Xia Yuan Festival: The Taoist Thanksgiving

The fifteenth day of the 10th lunar month is a day that is commonly known as the ‘Xia Yuan festival’. (2008/11/12)

This is the birthday of the celestial emperor also known as the Official of Water or the God of Water. According to Taoist cosmology the three primary elements of the universe are Heaven, Earth and Water. There are three celestial officials/emperors governing these realms and they are; the emperor of Heaven, emperor of Earth and the emperor of Water. There are three festivals, at different times of the year that celebrate the wonders associated with these celestial emperors. San Yuan – known as the lantern festival, JungYuan – known as the hungry ghost festival and of course, Xia Yuan.

It is commonly believed that the emperor or official of the waters was charged with the movement and flow of the seas, streams, brooks, rivers and rain but also to address the aspect of human sin and alleviating the hardships incurred by the average person. To pay their respects people will provide offerings to the emperor of the Waters during the Xia Yuan festival. By praying to him on this day, in a sincerely remorseful way, it is suggested that all your sins and misfortunes can be deleted from the ‘spiritual records’ and you are free to turn over a new leaf.

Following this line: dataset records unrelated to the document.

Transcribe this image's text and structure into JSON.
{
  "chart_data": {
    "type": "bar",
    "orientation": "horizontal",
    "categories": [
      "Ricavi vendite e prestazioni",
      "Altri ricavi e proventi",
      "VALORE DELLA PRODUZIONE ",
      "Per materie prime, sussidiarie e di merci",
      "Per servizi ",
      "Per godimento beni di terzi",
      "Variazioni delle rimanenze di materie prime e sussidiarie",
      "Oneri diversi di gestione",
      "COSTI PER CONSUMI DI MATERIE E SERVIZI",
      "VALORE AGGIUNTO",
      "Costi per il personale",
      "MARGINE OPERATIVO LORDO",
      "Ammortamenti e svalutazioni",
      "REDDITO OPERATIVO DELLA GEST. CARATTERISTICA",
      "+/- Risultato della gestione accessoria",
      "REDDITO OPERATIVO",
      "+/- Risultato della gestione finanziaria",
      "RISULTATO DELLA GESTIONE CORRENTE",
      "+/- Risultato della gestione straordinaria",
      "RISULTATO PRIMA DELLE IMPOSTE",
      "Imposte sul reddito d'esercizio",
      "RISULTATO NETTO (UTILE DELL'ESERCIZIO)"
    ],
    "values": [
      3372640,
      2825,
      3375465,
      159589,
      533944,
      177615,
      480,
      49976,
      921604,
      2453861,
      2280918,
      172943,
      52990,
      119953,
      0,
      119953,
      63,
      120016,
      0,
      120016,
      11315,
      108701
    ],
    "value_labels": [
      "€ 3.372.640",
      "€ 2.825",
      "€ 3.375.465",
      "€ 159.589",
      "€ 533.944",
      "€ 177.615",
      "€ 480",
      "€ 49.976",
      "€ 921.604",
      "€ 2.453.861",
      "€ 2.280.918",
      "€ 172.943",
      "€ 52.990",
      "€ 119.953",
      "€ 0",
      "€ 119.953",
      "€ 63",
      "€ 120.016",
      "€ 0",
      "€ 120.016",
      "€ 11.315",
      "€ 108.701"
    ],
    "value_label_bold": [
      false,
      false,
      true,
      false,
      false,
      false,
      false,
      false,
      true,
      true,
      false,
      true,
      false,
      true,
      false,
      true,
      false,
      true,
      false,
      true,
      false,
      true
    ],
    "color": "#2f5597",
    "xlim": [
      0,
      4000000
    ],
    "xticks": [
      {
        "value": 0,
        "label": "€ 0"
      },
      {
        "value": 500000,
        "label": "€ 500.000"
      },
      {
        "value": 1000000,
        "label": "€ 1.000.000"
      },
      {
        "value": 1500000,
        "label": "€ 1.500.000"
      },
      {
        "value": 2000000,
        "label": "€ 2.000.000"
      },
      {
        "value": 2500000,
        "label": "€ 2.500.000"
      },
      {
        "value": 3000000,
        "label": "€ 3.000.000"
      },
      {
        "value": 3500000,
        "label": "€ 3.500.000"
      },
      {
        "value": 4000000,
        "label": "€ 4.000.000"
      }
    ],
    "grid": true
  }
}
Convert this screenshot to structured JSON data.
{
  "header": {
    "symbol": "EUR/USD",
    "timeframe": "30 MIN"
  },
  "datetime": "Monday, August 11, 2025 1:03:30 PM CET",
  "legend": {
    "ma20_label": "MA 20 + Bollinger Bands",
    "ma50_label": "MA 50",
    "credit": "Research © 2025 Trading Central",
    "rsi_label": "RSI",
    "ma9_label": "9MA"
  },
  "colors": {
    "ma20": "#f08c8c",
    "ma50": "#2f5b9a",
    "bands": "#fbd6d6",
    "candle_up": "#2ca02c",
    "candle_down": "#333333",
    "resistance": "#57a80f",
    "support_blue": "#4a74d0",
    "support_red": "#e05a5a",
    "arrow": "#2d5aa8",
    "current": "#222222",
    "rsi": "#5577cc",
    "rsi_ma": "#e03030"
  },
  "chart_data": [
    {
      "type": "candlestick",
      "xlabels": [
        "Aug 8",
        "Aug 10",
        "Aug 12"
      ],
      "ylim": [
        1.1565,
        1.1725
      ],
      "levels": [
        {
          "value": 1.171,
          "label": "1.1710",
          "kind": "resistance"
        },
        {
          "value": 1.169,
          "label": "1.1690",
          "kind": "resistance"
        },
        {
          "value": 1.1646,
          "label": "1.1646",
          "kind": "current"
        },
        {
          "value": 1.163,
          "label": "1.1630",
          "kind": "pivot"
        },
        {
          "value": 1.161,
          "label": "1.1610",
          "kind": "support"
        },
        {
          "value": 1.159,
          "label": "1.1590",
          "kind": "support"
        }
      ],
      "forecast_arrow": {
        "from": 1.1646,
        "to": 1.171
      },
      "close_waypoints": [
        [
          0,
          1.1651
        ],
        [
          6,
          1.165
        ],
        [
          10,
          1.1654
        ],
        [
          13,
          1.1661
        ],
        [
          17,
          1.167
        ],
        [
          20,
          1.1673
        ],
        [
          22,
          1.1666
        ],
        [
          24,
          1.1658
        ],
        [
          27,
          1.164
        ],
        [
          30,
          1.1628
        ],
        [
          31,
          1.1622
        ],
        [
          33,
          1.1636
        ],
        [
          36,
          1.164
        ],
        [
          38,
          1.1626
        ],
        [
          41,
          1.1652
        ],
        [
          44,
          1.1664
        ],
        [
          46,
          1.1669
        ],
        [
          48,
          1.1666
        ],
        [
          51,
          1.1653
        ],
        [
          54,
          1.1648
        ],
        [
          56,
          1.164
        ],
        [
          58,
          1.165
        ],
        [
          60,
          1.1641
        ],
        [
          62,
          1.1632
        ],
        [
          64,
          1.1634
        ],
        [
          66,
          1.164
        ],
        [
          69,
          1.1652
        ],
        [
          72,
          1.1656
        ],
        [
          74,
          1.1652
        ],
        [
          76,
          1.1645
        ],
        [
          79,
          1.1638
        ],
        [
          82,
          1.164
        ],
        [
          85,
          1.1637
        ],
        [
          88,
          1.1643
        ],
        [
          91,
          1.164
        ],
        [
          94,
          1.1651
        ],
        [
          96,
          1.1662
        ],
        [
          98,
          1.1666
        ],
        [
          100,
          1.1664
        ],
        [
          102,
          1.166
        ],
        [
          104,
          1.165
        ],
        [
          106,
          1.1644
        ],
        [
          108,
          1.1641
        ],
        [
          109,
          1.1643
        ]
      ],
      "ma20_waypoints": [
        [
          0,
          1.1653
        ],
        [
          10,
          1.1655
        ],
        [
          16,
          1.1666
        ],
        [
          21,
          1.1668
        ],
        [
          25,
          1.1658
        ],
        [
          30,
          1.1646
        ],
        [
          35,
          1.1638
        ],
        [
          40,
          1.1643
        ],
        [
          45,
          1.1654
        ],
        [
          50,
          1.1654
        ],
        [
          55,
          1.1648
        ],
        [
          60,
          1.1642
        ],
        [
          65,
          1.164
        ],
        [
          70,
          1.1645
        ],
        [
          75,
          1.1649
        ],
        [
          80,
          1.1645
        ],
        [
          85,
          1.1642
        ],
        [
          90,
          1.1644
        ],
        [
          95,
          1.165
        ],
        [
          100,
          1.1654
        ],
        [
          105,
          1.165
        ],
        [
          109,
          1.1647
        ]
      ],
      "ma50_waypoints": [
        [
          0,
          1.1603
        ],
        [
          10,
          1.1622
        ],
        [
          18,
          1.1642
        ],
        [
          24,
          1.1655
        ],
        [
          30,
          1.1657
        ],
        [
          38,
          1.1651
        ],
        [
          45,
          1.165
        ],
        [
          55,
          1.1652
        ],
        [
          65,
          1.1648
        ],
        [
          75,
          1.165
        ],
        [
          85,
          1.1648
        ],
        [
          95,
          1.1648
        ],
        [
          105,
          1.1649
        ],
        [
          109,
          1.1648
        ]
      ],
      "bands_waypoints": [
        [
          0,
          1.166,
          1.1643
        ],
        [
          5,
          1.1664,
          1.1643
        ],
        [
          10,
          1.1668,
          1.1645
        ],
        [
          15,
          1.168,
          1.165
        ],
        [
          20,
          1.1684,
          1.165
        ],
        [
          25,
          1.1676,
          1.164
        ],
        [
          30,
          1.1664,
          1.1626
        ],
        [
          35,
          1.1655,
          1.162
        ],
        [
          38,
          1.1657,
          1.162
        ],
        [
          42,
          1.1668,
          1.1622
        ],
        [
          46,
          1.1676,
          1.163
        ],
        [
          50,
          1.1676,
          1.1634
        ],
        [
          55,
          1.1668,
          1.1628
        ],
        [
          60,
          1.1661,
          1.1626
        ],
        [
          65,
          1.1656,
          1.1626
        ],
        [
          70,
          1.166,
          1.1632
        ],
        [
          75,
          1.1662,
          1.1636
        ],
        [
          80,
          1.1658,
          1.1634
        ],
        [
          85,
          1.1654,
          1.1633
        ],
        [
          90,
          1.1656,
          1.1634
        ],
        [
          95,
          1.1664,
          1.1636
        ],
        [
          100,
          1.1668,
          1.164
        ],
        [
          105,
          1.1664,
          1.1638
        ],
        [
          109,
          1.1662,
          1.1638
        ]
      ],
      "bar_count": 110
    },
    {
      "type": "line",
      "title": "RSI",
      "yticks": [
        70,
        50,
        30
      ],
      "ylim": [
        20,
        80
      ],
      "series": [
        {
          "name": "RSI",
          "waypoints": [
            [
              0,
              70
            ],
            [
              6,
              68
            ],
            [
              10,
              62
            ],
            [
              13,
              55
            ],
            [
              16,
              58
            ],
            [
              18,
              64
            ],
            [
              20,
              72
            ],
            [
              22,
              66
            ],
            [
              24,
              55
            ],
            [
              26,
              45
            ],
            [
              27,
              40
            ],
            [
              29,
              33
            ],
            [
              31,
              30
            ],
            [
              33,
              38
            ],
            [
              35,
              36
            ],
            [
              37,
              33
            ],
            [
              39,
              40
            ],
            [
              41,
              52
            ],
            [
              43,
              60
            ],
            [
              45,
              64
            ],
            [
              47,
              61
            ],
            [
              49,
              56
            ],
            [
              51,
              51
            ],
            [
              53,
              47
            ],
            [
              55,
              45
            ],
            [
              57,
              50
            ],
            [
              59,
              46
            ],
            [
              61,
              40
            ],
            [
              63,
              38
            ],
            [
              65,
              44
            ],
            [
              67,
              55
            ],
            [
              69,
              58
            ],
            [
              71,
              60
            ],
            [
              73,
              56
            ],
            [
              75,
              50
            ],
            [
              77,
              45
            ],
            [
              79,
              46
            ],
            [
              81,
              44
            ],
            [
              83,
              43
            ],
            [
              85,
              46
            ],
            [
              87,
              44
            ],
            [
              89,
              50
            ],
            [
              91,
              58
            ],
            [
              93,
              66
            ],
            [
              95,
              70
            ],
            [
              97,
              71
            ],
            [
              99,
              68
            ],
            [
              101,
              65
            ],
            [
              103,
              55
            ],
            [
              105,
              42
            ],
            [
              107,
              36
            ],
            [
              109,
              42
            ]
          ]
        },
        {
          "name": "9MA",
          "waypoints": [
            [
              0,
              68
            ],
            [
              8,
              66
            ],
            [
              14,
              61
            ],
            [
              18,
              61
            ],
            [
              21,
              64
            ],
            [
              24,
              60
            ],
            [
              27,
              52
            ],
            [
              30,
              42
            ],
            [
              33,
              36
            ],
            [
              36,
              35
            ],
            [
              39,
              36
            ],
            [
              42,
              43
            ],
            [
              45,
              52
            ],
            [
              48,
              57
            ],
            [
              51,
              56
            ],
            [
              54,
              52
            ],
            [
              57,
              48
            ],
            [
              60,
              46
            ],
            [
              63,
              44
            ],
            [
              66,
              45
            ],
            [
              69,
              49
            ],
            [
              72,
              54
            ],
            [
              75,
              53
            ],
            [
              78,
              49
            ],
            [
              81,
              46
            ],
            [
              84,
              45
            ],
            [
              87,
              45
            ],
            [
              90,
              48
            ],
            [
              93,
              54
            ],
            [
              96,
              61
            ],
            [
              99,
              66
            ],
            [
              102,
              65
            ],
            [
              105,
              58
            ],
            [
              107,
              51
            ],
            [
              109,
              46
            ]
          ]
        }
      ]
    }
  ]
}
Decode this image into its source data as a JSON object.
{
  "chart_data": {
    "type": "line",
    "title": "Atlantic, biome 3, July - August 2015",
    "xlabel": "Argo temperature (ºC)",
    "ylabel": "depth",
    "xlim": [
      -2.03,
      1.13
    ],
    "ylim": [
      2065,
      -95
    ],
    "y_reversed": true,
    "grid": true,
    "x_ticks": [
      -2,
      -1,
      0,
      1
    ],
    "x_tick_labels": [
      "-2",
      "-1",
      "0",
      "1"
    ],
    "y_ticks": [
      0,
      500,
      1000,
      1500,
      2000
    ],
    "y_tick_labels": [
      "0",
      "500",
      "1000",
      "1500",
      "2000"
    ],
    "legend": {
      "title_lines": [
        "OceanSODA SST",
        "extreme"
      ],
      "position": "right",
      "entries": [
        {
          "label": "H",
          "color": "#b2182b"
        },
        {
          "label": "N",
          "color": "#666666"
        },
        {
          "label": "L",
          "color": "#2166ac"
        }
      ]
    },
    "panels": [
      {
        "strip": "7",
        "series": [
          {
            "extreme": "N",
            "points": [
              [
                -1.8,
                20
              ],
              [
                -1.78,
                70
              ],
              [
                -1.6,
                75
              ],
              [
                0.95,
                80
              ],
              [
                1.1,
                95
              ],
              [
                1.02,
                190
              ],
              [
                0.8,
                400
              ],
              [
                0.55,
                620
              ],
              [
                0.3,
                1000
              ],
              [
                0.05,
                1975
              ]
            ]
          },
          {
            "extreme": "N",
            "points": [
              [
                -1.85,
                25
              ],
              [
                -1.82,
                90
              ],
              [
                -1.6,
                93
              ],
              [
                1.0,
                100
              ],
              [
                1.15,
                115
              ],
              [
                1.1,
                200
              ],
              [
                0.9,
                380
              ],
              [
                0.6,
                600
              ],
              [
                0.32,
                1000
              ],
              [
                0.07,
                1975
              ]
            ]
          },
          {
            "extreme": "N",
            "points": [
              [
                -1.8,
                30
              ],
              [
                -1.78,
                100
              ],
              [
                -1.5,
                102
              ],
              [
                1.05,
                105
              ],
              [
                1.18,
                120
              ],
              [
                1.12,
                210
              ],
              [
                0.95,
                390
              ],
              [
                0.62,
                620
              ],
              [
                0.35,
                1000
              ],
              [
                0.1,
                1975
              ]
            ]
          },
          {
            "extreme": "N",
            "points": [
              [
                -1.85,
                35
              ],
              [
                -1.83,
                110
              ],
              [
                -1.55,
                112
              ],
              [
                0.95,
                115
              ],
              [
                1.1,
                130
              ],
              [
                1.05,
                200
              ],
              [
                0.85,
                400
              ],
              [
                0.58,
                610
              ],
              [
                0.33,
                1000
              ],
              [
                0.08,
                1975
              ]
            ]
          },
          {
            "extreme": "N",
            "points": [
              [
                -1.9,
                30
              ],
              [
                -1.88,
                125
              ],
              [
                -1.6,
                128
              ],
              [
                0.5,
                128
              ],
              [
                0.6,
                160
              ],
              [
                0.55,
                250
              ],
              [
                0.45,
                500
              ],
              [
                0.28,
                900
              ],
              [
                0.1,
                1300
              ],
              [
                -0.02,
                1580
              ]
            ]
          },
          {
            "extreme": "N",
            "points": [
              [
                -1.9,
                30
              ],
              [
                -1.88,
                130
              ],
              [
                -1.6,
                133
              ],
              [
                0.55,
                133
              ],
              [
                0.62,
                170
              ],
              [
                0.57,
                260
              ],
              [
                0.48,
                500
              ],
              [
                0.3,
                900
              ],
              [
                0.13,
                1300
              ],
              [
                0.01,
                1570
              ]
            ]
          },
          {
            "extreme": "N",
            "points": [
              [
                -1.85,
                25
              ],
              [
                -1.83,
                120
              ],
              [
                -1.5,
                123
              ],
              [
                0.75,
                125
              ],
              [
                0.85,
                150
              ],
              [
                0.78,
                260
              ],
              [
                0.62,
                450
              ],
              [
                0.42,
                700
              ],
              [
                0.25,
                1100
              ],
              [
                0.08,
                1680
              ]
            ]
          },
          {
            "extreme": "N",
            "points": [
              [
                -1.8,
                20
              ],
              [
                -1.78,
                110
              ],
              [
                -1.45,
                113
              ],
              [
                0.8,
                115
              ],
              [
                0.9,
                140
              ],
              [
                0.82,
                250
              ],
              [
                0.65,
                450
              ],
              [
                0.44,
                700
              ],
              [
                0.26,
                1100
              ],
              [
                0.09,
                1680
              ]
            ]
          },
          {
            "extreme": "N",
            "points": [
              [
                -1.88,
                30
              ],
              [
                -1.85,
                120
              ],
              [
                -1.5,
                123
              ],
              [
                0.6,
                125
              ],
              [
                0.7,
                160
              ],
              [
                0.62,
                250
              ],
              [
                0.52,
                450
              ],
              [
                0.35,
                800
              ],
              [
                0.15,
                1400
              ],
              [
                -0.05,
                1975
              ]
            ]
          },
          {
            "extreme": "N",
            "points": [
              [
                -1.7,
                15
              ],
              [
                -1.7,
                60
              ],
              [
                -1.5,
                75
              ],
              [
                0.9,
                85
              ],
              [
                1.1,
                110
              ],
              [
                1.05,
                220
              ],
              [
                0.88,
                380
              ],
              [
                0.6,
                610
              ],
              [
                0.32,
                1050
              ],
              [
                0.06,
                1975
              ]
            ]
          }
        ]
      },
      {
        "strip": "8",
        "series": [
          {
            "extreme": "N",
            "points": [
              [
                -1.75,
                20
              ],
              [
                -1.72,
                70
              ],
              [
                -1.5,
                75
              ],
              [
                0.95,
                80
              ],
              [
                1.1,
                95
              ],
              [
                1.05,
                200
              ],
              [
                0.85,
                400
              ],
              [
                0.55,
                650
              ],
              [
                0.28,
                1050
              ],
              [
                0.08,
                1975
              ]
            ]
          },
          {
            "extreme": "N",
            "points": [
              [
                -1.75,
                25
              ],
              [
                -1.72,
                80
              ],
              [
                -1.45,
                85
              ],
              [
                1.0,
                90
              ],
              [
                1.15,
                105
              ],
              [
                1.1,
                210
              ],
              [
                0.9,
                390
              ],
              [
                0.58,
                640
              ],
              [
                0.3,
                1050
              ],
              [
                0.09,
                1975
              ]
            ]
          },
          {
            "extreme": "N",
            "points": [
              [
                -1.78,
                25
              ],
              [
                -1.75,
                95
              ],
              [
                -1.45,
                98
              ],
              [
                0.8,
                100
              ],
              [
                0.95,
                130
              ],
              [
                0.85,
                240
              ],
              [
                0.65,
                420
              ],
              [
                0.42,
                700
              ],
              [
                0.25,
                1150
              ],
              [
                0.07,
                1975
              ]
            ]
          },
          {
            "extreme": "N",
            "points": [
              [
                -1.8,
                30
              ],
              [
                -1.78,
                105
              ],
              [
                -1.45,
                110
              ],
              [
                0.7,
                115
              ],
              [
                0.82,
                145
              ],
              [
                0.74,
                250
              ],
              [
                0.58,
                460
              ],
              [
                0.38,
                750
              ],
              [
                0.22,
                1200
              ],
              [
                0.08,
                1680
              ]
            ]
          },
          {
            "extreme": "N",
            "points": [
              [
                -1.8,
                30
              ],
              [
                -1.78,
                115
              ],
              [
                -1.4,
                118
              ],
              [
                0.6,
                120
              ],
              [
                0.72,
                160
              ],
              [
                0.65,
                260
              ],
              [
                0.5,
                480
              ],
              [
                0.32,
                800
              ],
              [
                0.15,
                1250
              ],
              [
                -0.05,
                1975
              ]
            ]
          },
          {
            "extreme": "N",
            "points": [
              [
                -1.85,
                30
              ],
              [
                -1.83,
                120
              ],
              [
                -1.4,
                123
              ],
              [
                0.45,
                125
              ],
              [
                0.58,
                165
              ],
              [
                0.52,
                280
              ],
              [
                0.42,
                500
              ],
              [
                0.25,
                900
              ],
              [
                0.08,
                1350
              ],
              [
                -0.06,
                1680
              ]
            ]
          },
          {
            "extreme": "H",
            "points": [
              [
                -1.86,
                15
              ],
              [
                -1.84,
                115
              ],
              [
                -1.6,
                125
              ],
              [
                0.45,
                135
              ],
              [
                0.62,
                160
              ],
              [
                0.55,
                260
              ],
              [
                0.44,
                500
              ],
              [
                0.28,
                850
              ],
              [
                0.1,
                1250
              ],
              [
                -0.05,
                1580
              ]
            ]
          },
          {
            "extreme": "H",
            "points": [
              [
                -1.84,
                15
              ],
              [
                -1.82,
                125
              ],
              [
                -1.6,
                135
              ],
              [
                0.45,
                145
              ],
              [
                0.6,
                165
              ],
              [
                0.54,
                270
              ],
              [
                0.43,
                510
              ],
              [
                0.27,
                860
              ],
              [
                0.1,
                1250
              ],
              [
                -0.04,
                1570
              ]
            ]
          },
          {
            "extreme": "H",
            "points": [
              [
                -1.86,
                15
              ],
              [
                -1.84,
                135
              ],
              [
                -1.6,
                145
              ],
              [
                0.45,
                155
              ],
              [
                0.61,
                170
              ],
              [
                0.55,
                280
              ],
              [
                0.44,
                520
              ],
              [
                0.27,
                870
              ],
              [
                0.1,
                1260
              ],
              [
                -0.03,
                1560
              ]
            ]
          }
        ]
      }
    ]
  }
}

This festival is not that well known and is a traditional Taoist celebration held in the latter part of the year. It is therefore selected to perform the Hsieh Ping An – Thanksgiving for safety and well being ceremony in the local temples to show gratitude to the gods for the safe year and good harvests. We all know the benefit of being grateful for what you have.

Each member of the community is able to participate in this ceremony. It is expected that each man provide an amount of ‘Ting Ah’ (money) and every woman ‘Ban Ting’ (half the amount of money) as a contribution towards the Hsieh Ping An ceremony and its associated activities. It is the opportunity to present and reinforce the solidarity through the bonds of the earth, the temple and the celestial beings.

In the Taoist temples, the ceremony of ‘Hsieh Ping An’ is held to offer sacrifices. Hsieh Ping An also called Hsieh Dong meaning ‘thanksgiving in winter’, is the most cheerful and exciting activity in the community at that time of the year. Generally, theatre groups will come to the temple forecourt and produce their plays over the course of several days. At night street vendors will set up stalls around the temple forming a temporary night market providing varying types of recreational activities. It is for celebrating the good harvest and relaxing after a hard years work.